Saturday, February 4, 2017

Arusha, Sunday, January 29, 2017

I have to admit that back in Spokane I have come to think of myself as post-church in part because of all the division and squabbling about who is or isn’t a Christian and whether or not the teachings of Jesus are all that important in our political decisions. However, here in Arusha, I find myself eager and excited to attend Arusha Community Church every Sunday and would never miss it when in town. It’s a church composed of the largest diversity of nationalities, colors, and theological views imaginable, and yet everyone gets along and obviously cares for one another. I think this cohesion is mainly due to their genius in not having a pastor or any hired staff; as they say, they are a church run by committee, so either they cooperate for the common good or they perish. Every Sunday, there is someone different in the pulpit; consequently, some sermons have been superb, some good, and occasionally there is a clunker. But far more important than the sermons is the gathering of people, so many of whom I have learned to know and love.


This morning, the Sunday School children sang some special songs, and some of the older ones read the scriptures.  I was once again impressed by how many children were there, and I could identify not just Tanzanians but also children from Kenya, Uganda, the Netherlands, Scotland, and Finland. A lovely young woman from Uganda gave the sermon, and my good friend, Linda, was the worship leader. After the service, we all met as usual in the courtyard for tea and coffee, and, best of all, conversation. My friend, Margaret, another Ugandan, came to greet me with a two-cheek kiss and the news that she would pick me up and take me to the women’s group on Thursday,  John finally met Deborah’s husband, Joe, who is a geologist, and they got lost in a discussion of minerals and mining.  I tried surreptitiously to take some photos, which may or may not turn out well.

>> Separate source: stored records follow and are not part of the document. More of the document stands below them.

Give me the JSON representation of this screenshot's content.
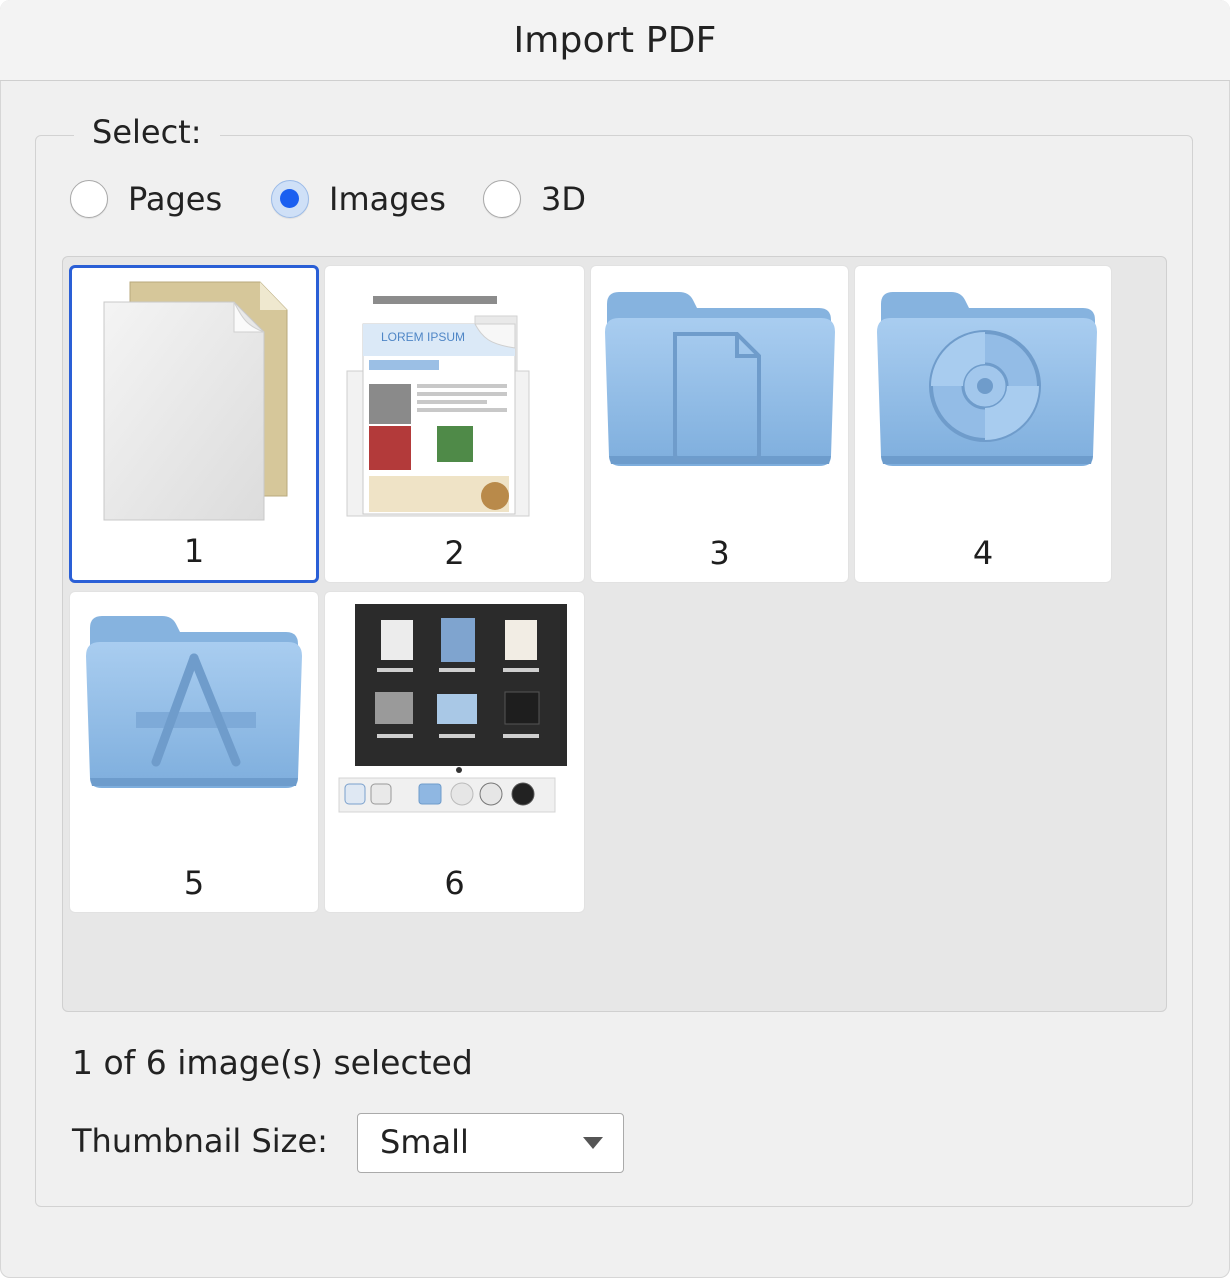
{
  "window": {
    "title": "Import PDF"
  },
  "select_group": {
    "legend": "Select:",
    "options": [
      {
        "label": "Pages",
        "checked": false
      },
      {
        "label": "Images",
        "checked": true
      },
      {
        "label": "3D",
        "checked": false
      }
    ]
  },
  "gallery": {
    "items": [
      {
        "label": "1",
        "icon": "generic-document-icon",
        "selected": true
      },
      {
        "label": "2",
        "icon": "newsletter-document-icon",
        "selected": false
      },
      {
        "label": "3",
        "icon": "documents-folder-icon",
        "selected": false
      },
      {
        "label": "4",
        "icon": "disc-folder-icon",
        "selected": false
      },
      {
        "label": "5",
        "icon": "applications-folder-icon",
        "selected": false
      },
      {
        "label": "6",
        "icon": "photo-gallery-screenshot-icon",
        "selected": false
      }
    ]
  },
  "status_text": "1 of 6 image(s) selected",
  "thumbnail_size": {
    "label": "Thumbnail Size:",
    "selected": "Small"
  },
  "colors": {
    "accent": "#1a5ff0",
    "selection_border": "#2a5fd6",
    "folder_blue": "#8fb9e4"
  }
}
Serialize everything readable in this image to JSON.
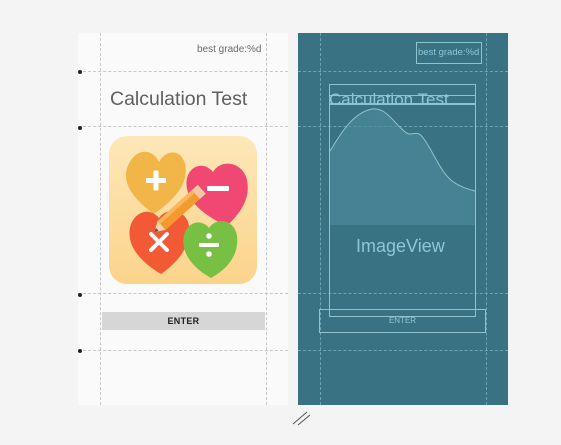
{
  "design": {
    "best_grade": "best grade:%d",
    "title": "Calculation Test",
    "enter_label": "ENTER",
    "image_icon": "math-operators-hearts-icon"
  },
  "blueprint": {
    "best_grade": "best grade:%d",
    "title": "Calculation Test",
    "image_label": "ImageView",
    "enter_label": "ENTER"
  },
  "colors": {
    "blueprint_bg": "#397383",
    "blueprint_line": "#8fc3d0",
    "design_bg": "#fafafa",
    "button_bg": "#d6d6d6"
  }
}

Most of the people where staying for a members’ meeting, and even though we were invited to stay, too, we took a taxi downtown to FiFi’s for lunch. I had the kuku and chips special once again, and John got the beef kabobs and chips. Almost everyone else in FiFi’s was European, except for a couple perhaps as old as we who kept telling people they were from Seattle. We did not tell them where we were from, as they were wearing ultra-tacky bright tourist outfits: the wife in fluorescent orange short shorts and a sparkly matching head band. An African safari guide of some sort was sitting with them, looking very pained by whatever they were telling him.  Eventually, they left together in a big 12-passenger Land Rover. The only good part of all this is that someone is helping to lessen the employment problem here in Tanzania.

We heard thunder and then we had a true deluge, which lasted quite a while.  There were some strong wind gusts, too, one of which blew a metal table from the outside right into the area where we were sitting. That caused the security guard to close the front glass doors and most of the windows. When the rain finally died down, we made a break for the next street, where there is a small grocery store.  I didn’t need anything, but John wanted to go, and I soon found out he wanted more mango jam and even some ice cream. He found the jam, but there was no ice cream. At home in Spokane we rarely have jam except for holiday meals, but here, John has to have jam toast every morning, and mango is his favorite.

As we left the store, Gary, a street vendor who can always spot us, came and tried to sell me some batiks pictures. Gary knows me well enough to understand that I have all the African art I want and that I do not buy from street vendors. However, he kept telling me he was broke, and though he had started with a price of 24,000 Tsch, for some medium size pieces, he immediately dropped to 10,000 once he realized I really, really meant NO. John was beckoning me to come and get in a taxi, and I snapped: I had seen one picture that was far better than the others, so I took it, and Gary got his 10,000. Now, I will really be hassled when I go downtown because Gary discovered that my NO isn’t always the final word.

The rest of the day was peaceful and pleasant, as the rain had cooled the air. We really haven’t had uncomfortably hot weather at all, so our only annoyance has been the dust.  Now that we’ve had some rain, we expect the dust to lessen, which will be wonderful. Several new people moved into Kundayo, and we had a snarky time figuring out who they are and why they are here. There is such a spread from old Africa hands to bright-eyed newbies who can’t wait to get to a game park. I have to remind myself that I used to be one of the latter, and I still have much to learn.